Tiefe Spuren haben die pfingstlichen Ereignisse allerdings in der Literatur, namentlich in der Lyrik hinterlassen, und dort bezeichnenderweise eher in der experimentellen, als in der  konventionellen Ausrichtung.

Zu Beginn der 40er-Jahre etwa erblickte eine junge Frau in einem Wiener Hinterhof, natürlich an einem Pfingsttag, einen Strauch, der sich selbst entzündete. „Ich wanderte dann umher, kauerte nieder und schrieb im Anblick des brennenden Busches mein erstes Gedicht.“ So beschreibt Friederike Mayröcker die Umstände ihrer lyrischen Berufung. Oskar Pastior wurde nicht müde zu betonen, dass sein höchster Feiertag schon immer Pfingsten gewesen sei. Und die legendären Lesungen des Colloquiums Neue Poesie, die über fünfundzwanzig Jahre lang vor mehreren hundert Zuhörern im Bielefelder Rathaussaal stattfanden und an denen sowohl Friederike Mayröcker als auch Oskar Pastior regelmäßig teilnahmen, wurden aufgrund ihrer Vielsprachig- und Vielzüngigkeit immer wieder als das „Bielefelder Pfingstwunder“ bezeichnet, bei dem der Begriff der Verständlichkeit glücklich suspendiert worden war, zumindest für vier oder fünf Stunden.

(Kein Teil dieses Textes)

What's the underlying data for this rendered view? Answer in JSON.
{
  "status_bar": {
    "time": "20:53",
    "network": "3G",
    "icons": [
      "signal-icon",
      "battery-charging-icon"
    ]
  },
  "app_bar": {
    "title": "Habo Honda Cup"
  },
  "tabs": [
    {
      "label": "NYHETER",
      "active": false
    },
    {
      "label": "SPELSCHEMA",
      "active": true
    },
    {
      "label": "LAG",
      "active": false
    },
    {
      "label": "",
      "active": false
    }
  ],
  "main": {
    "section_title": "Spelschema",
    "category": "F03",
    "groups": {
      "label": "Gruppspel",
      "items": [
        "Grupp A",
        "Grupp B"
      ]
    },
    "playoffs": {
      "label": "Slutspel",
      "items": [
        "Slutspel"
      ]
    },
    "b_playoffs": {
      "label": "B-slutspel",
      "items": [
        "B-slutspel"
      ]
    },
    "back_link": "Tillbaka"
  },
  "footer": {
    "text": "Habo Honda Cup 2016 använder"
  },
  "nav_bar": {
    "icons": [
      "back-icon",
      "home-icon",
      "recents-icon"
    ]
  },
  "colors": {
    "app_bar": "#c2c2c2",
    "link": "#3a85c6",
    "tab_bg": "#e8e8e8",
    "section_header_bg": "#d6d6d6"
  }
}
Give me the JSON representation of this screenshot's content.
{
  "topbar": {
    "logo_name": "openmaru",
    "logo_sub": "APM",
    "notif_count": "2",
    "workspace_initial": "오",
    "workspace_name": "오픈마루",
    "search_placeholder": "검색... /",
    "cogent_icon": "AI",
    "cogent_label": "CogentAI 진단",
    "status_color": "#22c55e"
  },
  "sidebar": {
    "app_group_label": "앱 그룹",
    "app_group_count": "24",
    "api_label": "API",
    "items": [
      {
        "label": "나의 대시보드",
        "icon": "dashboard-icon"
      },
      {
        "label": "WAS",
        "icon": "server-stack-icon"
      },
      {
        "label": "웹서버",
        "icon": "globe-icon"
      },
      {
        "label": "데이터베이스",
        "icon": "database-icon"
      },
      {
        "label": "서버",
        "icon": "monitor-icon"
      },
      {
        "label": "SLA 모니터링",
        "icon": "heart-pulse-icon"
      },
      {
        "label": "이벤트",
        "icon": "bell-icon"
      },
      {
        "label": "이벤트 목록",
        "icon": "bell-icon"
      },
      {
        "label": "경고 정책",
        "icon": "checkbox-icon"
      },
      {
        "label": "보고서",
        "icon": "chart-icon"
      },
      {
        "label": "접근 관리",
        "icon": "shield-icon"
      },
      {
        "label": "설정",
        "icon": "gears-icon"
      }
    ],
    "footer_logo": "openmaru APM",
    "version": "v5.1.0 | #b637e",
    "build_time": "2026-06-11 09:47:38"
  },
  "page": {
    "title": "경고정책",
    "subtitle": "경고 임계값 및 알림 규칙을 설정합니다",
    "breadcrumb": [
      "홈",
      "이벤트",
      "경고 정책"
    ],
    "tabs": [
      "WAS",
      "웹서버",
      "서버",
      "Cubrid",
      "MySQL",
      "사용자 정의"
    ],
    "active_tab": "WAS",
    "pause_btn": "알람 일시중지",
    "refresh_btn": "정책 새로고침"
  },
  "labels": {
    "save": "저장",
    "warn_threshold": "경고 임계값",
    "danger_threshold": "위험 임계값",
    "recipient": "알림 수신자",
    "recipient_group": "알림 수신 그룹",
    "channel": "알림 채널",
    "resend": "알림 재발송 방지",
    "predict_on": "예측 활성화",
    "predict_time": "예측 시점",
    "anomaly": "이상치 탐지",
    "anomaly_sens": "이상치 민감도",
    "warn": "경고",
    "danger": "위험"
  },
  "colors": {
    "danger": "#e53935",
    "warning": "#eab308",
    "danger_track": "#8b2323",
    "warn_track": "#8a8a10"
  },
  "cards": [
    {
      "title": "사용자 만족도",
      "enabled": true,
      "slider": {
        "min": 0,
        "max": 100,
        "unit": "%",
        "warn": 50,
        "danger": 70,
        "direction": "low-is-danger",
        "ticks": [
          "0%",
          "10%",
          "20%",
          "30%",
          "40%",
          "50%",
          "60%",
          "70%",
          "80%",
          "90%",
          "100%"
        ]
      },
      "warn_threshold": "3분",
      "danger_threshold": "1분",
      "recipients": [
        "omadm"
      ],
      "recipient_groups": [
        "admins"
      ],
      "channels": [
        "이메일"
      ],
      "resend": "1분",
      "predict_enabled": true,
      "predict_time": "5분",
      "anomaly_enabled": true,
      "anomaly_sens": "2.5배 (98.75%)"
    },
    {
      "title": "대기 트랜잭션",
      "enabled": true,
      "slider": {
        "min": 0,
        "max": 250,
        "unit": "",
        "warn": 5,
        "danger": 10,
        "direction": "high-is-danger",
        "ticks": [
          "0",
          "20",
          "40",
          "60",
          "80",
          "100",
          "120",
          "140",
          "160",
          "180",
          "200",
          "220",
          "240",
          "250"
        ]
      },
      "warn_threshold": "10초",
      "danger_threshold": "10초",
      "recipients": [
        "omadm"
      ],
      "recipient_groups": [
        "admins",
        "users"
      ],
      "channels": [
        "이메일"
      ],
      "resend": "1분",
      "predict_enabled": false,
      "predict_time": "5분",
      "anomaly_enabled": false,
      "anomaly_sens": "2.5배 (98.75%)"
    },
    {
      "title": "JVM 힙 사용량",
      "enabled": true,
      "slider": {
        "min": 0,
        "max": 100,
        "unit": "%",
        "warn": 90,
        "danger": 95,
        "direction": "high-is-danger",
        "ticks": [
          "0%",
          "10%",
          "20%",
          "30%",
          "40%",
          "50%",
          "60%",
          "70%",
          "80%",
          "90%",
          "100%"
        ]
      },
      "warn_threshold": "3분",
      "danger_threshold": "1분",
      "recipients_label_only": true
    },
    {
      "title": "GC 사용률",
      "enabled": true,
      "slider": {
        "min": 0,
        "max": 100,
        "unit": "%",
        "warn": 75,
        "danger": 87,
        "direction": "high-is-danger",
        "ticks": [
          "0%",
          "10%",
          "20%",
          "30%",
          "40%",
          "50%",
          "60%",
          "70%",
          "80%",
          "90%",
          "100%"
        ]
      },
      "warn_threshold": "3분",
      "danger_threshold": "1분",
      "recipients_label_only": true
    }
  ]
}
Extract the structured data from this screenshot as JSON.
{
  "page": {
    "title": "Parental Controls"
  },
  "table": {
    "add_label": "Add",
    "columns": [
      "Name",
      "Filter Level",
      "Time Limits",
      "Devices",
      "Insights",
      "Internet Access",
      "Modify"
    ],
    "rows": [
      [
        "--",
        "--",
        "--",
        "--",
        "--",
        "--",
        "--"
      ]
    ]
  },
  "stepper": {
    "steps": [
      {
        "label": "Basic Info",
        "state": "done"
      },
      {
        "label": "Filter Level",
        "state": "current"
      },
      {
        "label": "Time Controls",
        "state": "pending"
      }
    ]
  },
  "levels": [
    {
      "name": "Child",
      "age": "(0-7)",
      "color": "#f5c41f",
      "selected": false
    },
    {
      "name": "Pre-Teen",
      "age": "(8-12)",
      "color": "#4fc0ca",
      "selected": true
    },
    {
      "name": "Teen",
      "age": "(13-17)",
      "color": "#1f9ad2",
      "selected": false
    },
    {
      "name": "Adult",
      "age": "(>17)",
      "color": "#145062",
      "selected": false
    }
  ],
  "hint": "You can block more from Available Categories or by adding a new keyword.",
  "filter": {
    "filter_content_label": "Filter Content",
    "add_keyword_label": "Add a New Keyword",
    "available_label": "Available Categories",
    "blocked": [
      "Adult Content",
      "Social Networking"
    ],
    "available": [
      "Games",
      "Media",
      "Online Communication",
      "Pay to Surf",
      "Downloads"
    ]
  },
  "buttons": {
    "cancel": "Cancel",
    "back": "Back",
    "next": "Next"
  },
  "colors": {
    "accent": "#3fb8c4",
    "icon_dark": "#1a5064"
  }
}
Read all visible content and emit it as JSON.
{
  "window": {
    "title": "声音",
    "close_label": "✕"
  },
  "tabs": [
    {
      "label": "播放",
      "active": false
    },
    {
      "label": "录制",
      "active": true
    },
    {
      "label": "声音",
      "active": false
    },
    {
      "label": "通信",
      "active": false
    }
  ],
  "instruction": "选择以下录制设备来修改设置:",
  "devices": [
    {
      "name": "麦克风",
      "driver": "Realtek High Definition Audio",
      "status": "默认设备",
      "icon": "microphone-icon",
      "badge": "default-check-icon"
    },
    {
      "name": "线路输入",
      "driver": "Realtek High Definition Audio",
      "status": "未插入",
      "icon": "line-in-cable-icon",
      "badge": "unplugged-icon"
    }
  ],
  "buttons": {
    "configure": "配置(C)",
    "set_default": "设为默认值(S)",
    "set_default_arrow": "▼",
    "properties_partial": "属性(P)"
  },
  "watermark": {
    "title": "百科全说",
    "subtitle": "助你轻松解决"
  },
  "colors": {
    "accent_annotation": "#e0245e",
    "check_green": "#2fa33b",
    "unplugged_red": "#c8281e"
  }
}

Man müßte nun, gerade in diesem Kontext, wahrscheinlich unterscheiden, inwieweit in solchen „nicht-linearen“ Texten oder Repräsentationen das Pfingstgeschehen selbst zum Thema wird, etwa – um den Begriff der Avantgarde so weit wie möglich zu öffnen – in Friedrich Hölderlins späten hymnischen Entwürfen, zum Beispiel dem unglaublichen Vatikan-Fragment („Oft aber wie ein Brand / Entstehet Sprachverwirrung“), Ernst Jandls „wien : heldenplatz“ („und den weibern ward so pfingstig ums heil“) und Ferdinand Schmatz‘ buchlangem Versuch zum Thema, dem Band „das große babel,n“, oder inwieweit die Texte selbst beginnen, in Zungen zu reden und Sprachen auszubilden, so wie in Velimir Chlebnikovs ZAUM-Gedichten und deren Sternensprache oder in Oskar Pastiors Spezialidiom Krimgotisch. Die Eingangsfrage nach dem Nutzen einer Übersetzung solcher Rede hat sich nur ein wenig verschoben, das Problem bleibt dasselbe: Wie ließe sich sinnvollerweise ein krimgotisches Gedicht übertragen? Und vor allem: in welche Sprache?           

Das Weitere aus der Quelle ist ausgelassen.